One of the first times I suffered – badly – was with my breastfeeding guilt after I failed with J. This partly led to my suffering from postnatal depression. Breastfeeding guilt is a horrible thing to feel, as everywhere you look you are reminded, of how you couldn’t/didn’t provide the best for your baby. I felt like I was being judged, by everyone – the PND made this 100x worse. Even if you feel you made the correct decision, it still creeps in. With J I now know I didn’t make that best decision, which is why I was more determined this time. This time I have suffered, but not nearly as much as I did with J, because this time I know I tried the hardest that I could. This time I am feeling more envy than guilt, which I will write about in a later post.
Giving birth to N and these few first months, I have felt so much love for him and just wanted to be with him all of the time, and he still hasn’t had a night away from me like J did. I haven’t written this before so I am opening up a little more now, but with J – due to the PND – I just didn’t feel that and now I feel so guilty for him because he missed out on so much of my love, affection & attention. At every opportunity offered I would just ‘palm’ him off on someone else. He didn’t deserve that. He was just an innocent child, a child that just wanted, needed, to be unconditionally loved. Gosh, deep down I did love him, but it just wasn’t there, on the surface. And now I’m feeling almighty guilt.
Now I obviously have to split my attention between the two and it’s only just in the last year or so that J has gotten my attention all to himself, and for that I feel guilty as my full attention has disappeared for him again.
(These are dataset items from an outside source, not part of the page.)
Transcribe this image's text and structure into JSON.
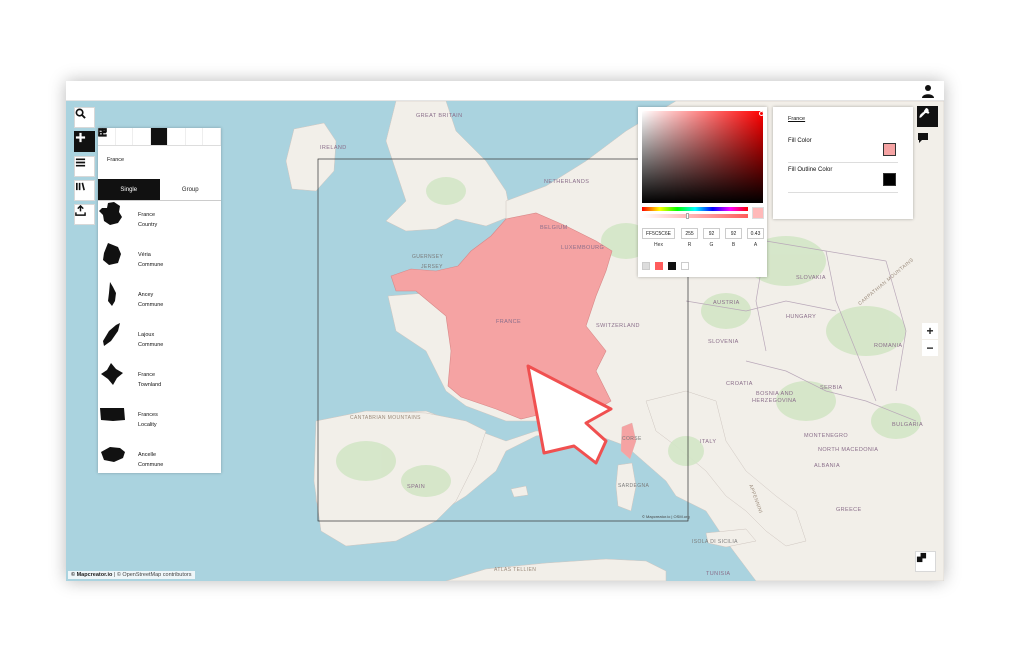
{
  "attribution": {
    "brand": "© Mapcreator.io",
    "osm": "| © OpenStreetMap contributors"
  },
  "bbox_attribution": "© Mapcreator.io | OSM.org",
  "sidebar": {
    "search_icon": "search-icon",
    "add_icon": "plus-icon",
    "menu_icon": "hamburger-icon",
    "library_icon": "library-icon",
    "export_icon": "export-icon"
  },
  "layer_panel": {
    "search_term": "France",
    "tabs": [
      {
        "label": "Single",
        "active": true
      },
      {
        "label": "Group",
        "active": false
      }
    ],
    "results": [
      {
        "name": "France",
        "type": "Country"
      },
      {
        "name": "Véria",
        "type": "Commune"
      },
      {
        "name": "Ancey",
        "type": "Commune"
      },
      {
        "name": "Lajoux",
        "type": "Commune"
      },
      {
        "name": "France",
        "type": "Townland"
      },
      {
        "name": "Frances",
        "type": "Locality"
      },
      {
        "name": "Ancelle",
        "type": "Commune"
      }
    ]
  },
  "color_picker": {
    "hex": "FF5C5C6E",
    "r": "255",
    "g": "92",
    "b": "92",
    "a": "0.43",
    "labels": {
      "hex": "Hex",
      "r": "R",
      "g": "G",
      "b": "B",
      "a": "A"
    },
    "alpha_level": 0.43,
    "swatches": [
      "#dddddd",
      "#ff5c5c",
      "#111111",
      "#ffffff"
    ]
  },
  "style_panel": {
    "title": "France",
    "fill_label": "Fill Color",
    "outline_label": "Fill Outline Color",
    "fill_color": "#f5a3a3",
    "outline_color": "#000000"
  },
  "zoom": {
    "in": "+",
    "out": "−"
  },
  "map_labels": {
    "ireland": "IRELAND",
    "great_britain": "GREAT BRITAIN",
    "netherlands": "NETHERLANDS",
    "belgium": "BELGIUM",
    "luxembourg": "LUXEMBOURG",
    "guernsey": "GUERNSEY",
    "jersey": "JERSEY",
    "france": "FRANCE",
    "switzerland": "SWITZERLAND",
    "austria": "AUSTRIA",
    "slovakia": "SLOVAKIA",
    "hungary": "HUNGARY",
    "slovenia": "SLOVENIA",
    "croatia": "CROATIA",
    "bosnia": "BOSNIA AND",
    "herzegovina": "HERZEGOVINA",
    "serbia": "SERBIA",
    "romania": "ROMANIA",
    "bulgaria": "BULGARIA",
    "italy": "ITALY",
    "spain": "SPAIN",
    "cantabrian": "CANTABRIAN MOUNTAINS",
    "carpathian": "CARPATHIAN MOUNTAINS",
    "montenegro": "MONTENEGRO",
    "north_macedonia": "NORTH MACEDONIA",
    "albania": "ALBANIA",
    "greece": "GREECE",
    "corsica": "CORSE",
    "sardinia": "SARDEGNA",
    "atlas": "ATLAS TELLIEN",
    "tunisia": "TUNISIA",
    "isola": "ISOLA DI SICILIA",
    "apennines": "APPENNINI"
  },
  "colors": {
    "sea": "#aad3df",
    "land": "#f2efe9",
    "green": "#d3e6c6",
    "france_fill": "#f5a3a3",
    "cursor": "#f05050"
  }
}
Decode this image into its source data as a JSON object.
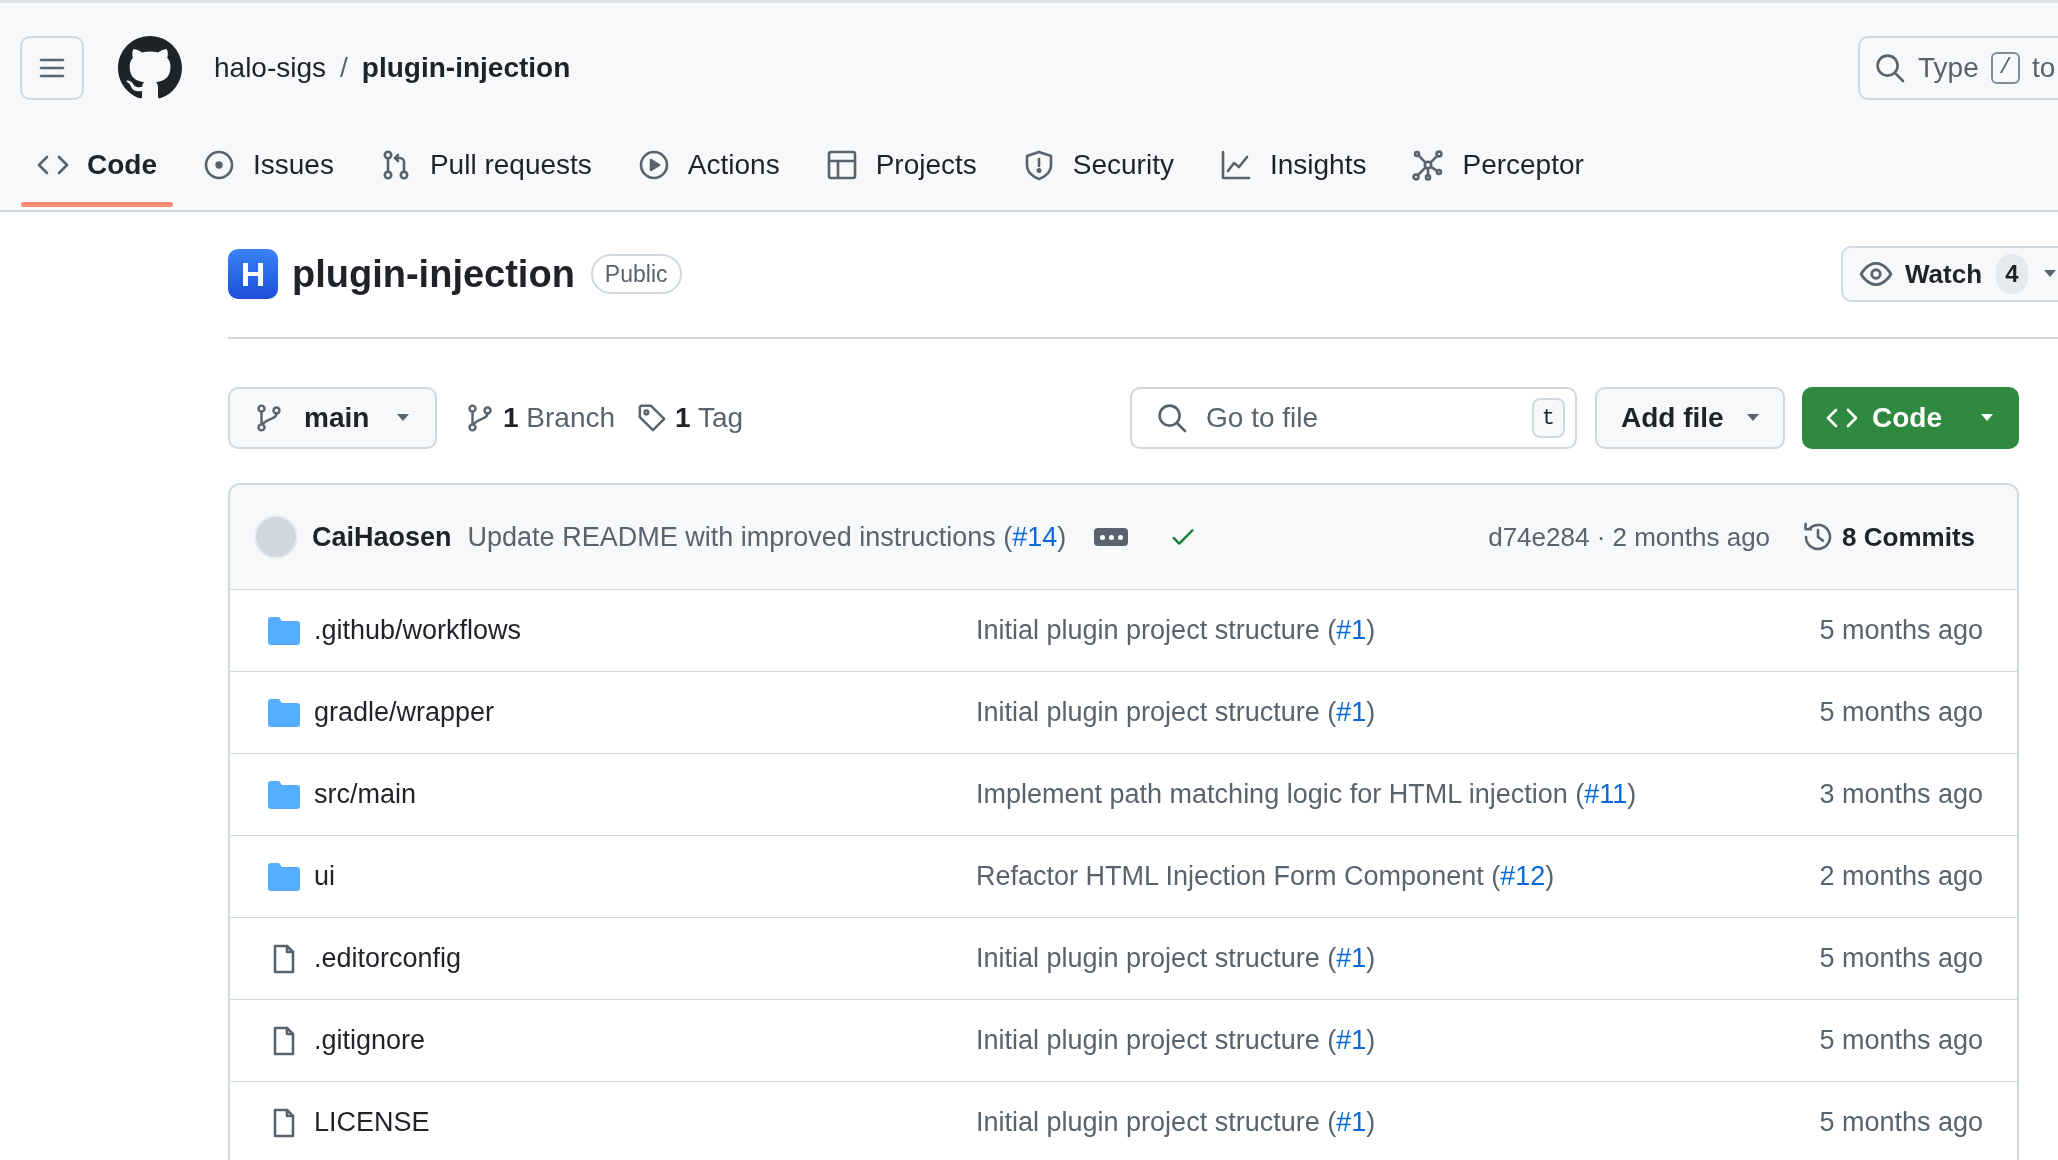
{
  "header": {
    "owner": "halo-sigs",
    "separator": "/",
    "repo": "plugin-injection",
    "search": {
      "text_before": "Type",
      "key": "/",
      "text_after": "to"
    }
  },
  "tabs": [
    {
      "label": "Code",
      "selected": true
    },
    {
      "label": "Issues",
      "selected": false
    },
    {
      "label": "Pull requests",
      "selected": false
    },
    {
      "label": "Actions",
      "selected": false
    },
    {
      "label": "Projects",
      "selected": false
    },
    {
      "label": "Security",
      "selected": false
    },
    {
      "label": "Insights",
      "selected": false
    },
    {
      "label": "Perceptor",
      "selected": false
    }
  ],
  "repo": {
    "logo_letter": "H",
    "title": "plugin-injection",
    "visibility": "Public",
    "watch": {
      "label": "Watch",
      "count": "4"
    }
  },
  "toolbar": {
    "branch": "main",
    "branches": "**1** Branch",
    "tags": "**1** Tag",
    "go_to_file": {
      "placeholder": "Go to file",
      "shortcut": "t"
    },
    "add_file": "Add file",
    "code": "Code"
  },
  "latest_commit": {
    "author": "CaiHaosen",
    "message": "Update README with improved instructions (",
    "pr": "#14",
    "suffix": ")",
    "checks_passed": true,
    "meta": "d74e284 · 2 months ago",
    "commits": "8 Commits"
  },
  "files": [
    {
      "kind": "folder",
      "name": ".github/workflows",
      "message": "Initial plugin project structure (",
      "pr": "#1",
      "suffix": ")",
      "age": "5 months ago"
    },
    {
      "kind": "folder",
      "name": "gradle/wrapper",
      "message": "Initial plugin project structure (",
      "pr": "#1",
      "suffix": ")",
      "age": "5 months ago"
    },
    {
      "kind": "folder",
      "name": "src/main",
      "message": "Implement path matching logic for HTML injection (",
      "pr": "#11",
      "suffix": ")",
      "age": "3 months ago"
    },
    {
      "kind": "folder",
      "name": "ui",
      "message": "Refactor HTML Injection Form Component (",
      "pr": "#12",
      "suffix": ")",
      "age": "2 months ago"
    },
    {
      "kind": "file",
      "name": ".editorconfig",
      "message": "Initial plugin project structure (",
      "pr": "#1",
      "suffix": ")",
      "age": "5 months ago"
    },
    {
      "kind": "file",
      "name": ".gitignore",
      "message": "Initial plugin project structure (",
      "pr": "#1",
      "suffix": ")",
      "age": "5 months ago"
    },
    {
      "kind": "file",
      "name": "LICENSE",
      "message": "Initial plugin project structure (",
      "pr": "#1",
      "suffix": ")",
      "age": "5 months ago"
    }
  ]
}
N will know no different, as he will from the beginning of his life, have had to share it. Don’t get me wrong, I do have one on one time with J now, he needs it. He has always been a child that needs lots of attention, and I often wonder if that’s because I didn’t give it to him for his first few months?
But, they will never know my guilt, unless one day they choose to read my blog. The joy of innocence. I just hope that they both grow up knowing I have always loved them, and always will. That it’s those evil hormones of depression that have made me feel this way, and not them.
They are both innocent.
I am guilty.
Where in your motherhood journey have you experienced Mummy guilt?